Rzym uznaje rebeliantów


Po Paryżu także Rzym uznał Narodową Radę Libijską za legalną władzę w Libii - ogłosił szef włoskiej dyplomacji Franco Frattini po spotkaniu z wysłannikiem Rady ds. zagranicznych Alim al-Isawim.

- Postanowiliśmy uznać Narodową Radę Libijską jako jedynego prawomocnego interlokutora ze strony Libii w relacjach dwustronnych - powiedział włoski minister. Następnie Frattini stwierdził, że "nie można wykluczyć", choć uznał to za ostateczność, możliwości uzbrojenia libijskich powstańców.

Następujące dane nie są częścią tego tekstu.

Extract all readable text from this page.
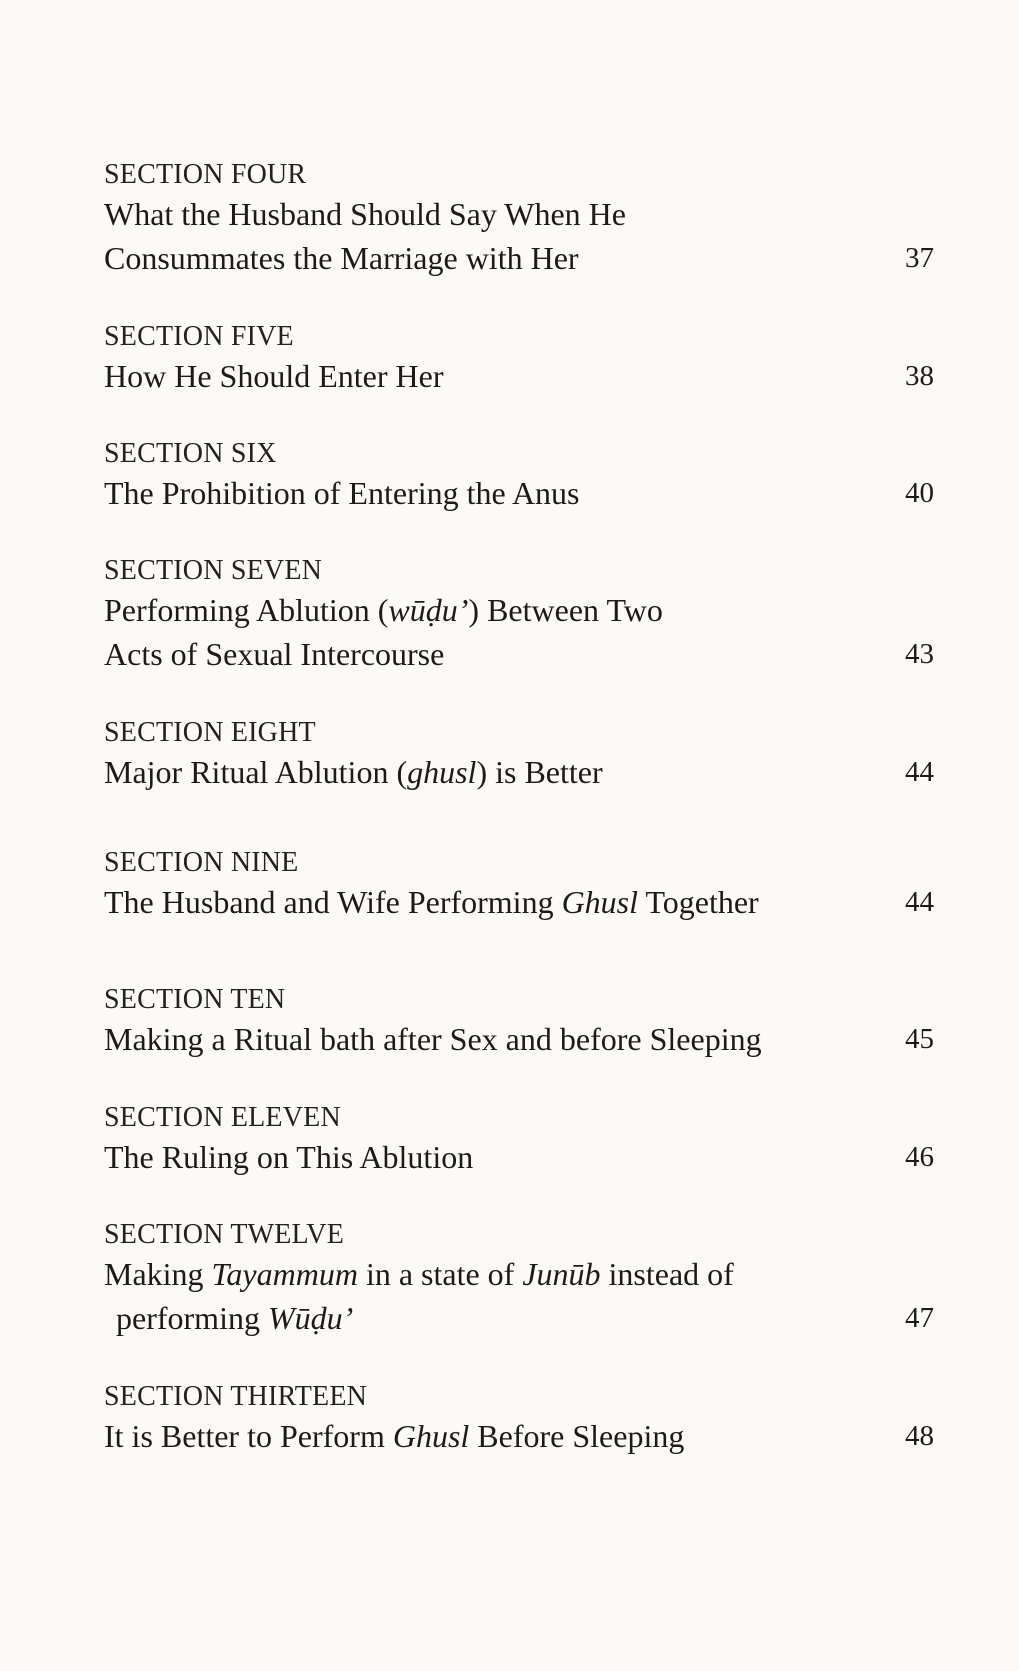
SECTION FOUR
What the Husband Should Say When He
Consummates the Marriage with Her	37
SECTION FIVE
How He Should Enter Her	38
SECTION SIX
The Prohibition of Entering the Anus	40
SECTION SEVEN
Performing Ablution (wūḍu’) Between Two
Acts of Sexual Intercourse	43
SECTION EIGHT
Major Ritual Ablution (ghusl) is Better	44
SECTION NINE
The Husband and Wife Performing Ghusl Together	44
SECTION TEN
Making a Ritual bath after Sex and before Sleeping	45
SECTION ELEVEN
The Ruling on This Ablution	46
SECTION TWELVE
Making Tayammum in a state of Junūb instead of
performing Wūḍu’	47
SECTION THIRTEEN
It is Better to Perform Ghusl Before Sleeping	48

Podczas wspólnej konferencji prasowej ze swym gościem z Bengazi Frattini uznał za "mało wiarygodne" propozycje rozwiązania kryzysu libijskiego, przedstawione w Atenach przez emisariusza Kadafiego.

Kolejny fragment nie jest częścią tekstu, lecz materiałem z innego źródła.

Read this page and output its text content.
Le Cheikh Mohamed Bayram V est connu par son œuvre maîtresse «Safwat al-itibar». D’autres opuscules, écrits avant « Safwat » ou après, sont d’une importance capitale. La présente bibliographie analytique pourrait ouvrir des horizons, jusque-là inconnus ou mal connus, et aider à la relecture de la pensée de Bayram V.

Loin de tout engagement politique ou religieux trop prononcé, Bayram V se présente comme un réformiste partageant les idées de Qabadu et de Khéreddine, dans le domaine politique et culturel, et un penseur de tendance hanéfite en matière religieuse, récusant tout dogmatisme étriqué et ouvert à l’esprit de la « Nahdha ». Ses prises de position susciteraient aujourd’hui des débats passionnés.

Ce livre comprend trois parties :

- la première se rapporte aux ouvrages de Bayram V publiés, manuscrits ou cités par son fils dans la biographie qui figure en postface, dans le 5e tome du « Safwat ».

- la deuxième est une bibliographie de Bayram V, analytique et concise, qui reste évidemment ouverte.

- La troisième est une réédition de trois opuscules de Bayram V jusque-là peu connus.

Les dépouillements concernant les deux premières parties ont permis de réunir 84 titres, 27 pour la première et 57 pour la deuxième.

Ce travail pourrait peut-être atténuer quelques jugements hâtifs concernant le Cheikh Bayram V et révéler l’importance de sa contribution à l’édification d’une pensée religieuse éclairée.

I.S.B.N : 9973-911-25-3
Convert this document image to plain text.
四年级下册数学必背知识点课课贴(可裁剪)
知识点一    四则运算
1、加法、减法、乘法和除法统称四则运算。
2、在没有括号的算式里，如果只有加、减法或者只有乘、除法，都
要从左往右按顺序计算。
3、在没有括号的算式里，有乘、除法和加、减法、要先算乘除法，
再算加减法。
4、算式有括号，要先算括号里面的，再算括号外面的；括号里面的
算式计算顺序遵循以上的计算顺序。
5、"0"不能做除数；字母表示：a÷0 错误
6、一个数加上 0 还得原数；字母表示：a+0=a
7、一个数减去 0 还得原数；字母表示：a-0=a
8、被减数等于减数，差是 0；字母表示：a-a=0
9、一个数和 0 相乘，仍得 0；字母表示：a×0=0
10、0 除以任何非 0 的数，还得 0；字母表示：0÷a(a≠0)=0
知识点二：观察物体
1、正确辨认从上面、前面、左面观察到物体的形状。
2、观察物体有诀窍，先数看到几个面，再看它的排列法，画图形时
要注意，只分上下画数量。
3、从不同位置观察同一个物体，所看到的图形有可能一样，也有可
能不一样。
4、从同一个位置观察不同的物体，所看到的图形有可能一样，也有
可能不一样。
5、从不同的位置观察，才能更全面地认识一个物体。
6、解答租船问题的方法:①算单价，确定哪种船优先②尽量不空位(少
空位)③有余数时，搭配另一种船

Propozycja Kaddafiego "mało wiarygodna"

Według szefa greckiej dyplomacji Dimitrisa Drucasa, wiceminister spraw zagranicznych Libii Abdelati Obeidi poinformował w niedzielę, że jego rząd chce zakończenia walk z siłami powstańczymi.

Ali al-Isawi z Narodowej Rady Libijskiej podkreślił, że wszelkie działania, prowadzące do podziału Libii, są "nie do przyjęcia". "Tak, jak nie do przyjęcia jest jakakolwiek inicjatywa polityczna, która nie prowadzi do położenia kresu reżimowi Kadafiego"- dodał.

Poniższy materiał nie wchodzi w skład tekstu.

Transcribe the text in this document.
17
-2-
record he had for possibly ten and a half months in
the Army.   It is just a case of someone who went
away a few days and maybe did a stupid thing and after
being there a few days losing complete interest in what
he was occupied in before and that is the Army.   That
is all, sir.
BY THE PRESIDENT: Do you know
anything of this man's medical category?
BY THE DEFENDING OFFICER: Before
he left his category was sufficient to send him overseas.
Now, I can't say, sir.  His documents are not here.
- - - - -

Minister Frattini wyraził opinię, odnosząc się do masowego napływu przybyszów z północnej Afryki na włoskie wybrzeża, że "nielegalna imigracja jest wykorzystywana jako oręż Trypolisu".

Jako pierwszy Narodową Radę Libijską uznał za prawomocną władzę w Libii Paryż. Francuzi zrobili to 11 marca.